LOS ANGELES, California, December 19, 2018 (LifeSiteNews) – The Vatican announced today that Pope Francis has accepted the resignation of a Los Angeles auxiliary bishop after allegations he sexually abused a minor were found “credible.”
Bishop Alexander Salazar, 69, has been accused of misconduct with a minor when he was serving as a parish priest in the 1990s. According to the Los Angeles Archbishop Jose Gomez, the archdiocese became aware of the allegation in 2005, a year after Salazar’s episcopal ordination.
“Although the allegation was never directly reported to the Archdiocese, it was investigated by law enforcement in 2002 and the District Attorney did not prosecute,” wrote Gomez.
Since Salazar was a bishop when the allegation came to light, the archdiocese “referred the matter to the Congregation for the Doctrine of the Faith at the Holy See, which conducted an investigation and imposed certain precautionary measures on the ministry of Bishop Salazar,” Gomez continued.
Subsequently, Gomez related, he sent the case to the Archdiocese of Los Angeles’s “Clergy Misconduct Oversight Board.” The Board found the allegation credible, and Gomez sent the file with his own recommendations to the Holy See.
Salazar has never admitted to wrongdoing.
Canon lawyer Kurt Martens asked over social media why the resignation didn’t happen much earlier and also what the nature of the “misconduct” was.
“Then why now this resignation? Why did that not happen (much) earlier? What has changed? And what was the nature of the misconduct? Transparency means that these questions are answered too. @ArchbishopGomez leaves these questions unanswered in his letter to the faithful,” Martens wrote on Twitter.

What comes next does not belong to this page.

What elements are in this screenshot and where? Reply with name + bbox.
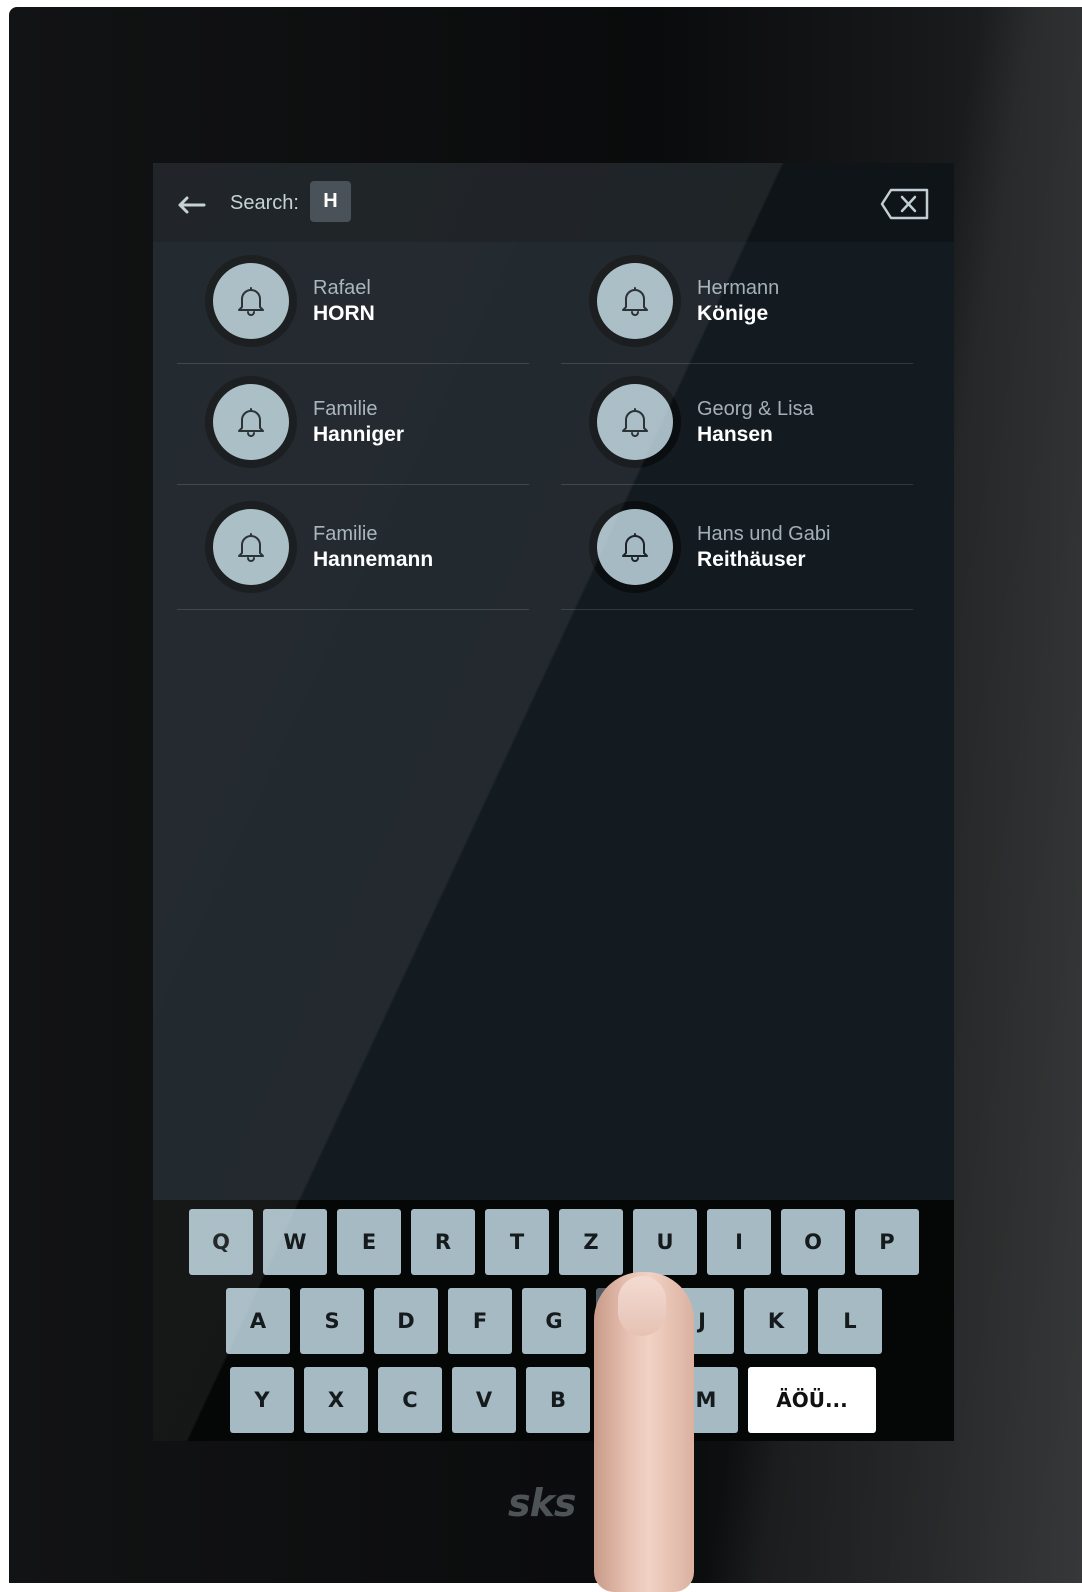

Martens is an Ordinary Professor of Canon Law at Catholic University of America. He also linked to a Crux article published today about the definition of “credible accusation.”
A former executive director of the United States Catholic Conference of Bishops’ (USCCB) Office of Child Protection, Kathleen McChesney, told Crux that “generally ‘credible’ means the allegation could have taken place in terms of individuals involved, location, date, and plausibility.”
“Other dioceses use ‘plausible’ as the definition, which is similar,” McChesney explained.
“Some dioceses consider credible allegations to be ‘more likely true than not’ while others look for more certainty, in other words, that the facts presented are ‘beyond a reasonable doubt,’ ‘established’ – meaning proven or admitted,” she continued.
“Also, some dioceses will not consider an allegation credible if the offender died before he was accused.”
Bishop Salazar was ordained in 1984 and then served as an associate pastor at St. Gregory the Great in Whittier, Assumption of the Blessed Virgin Mary in Pasadena, and St. Vibiana in downtown Los Angeles. He was the pastor of St. Teresa of Avila in Silverlake from 1995 to 2004. A native of Costa Rica, he moved with his family to Los Angeles as a boy.
LifeSiteNews contacted the Media Relations office of the Archdiocese of Los Angeles, but was unable to reach a spokeswoman by phone or email before this story went to press.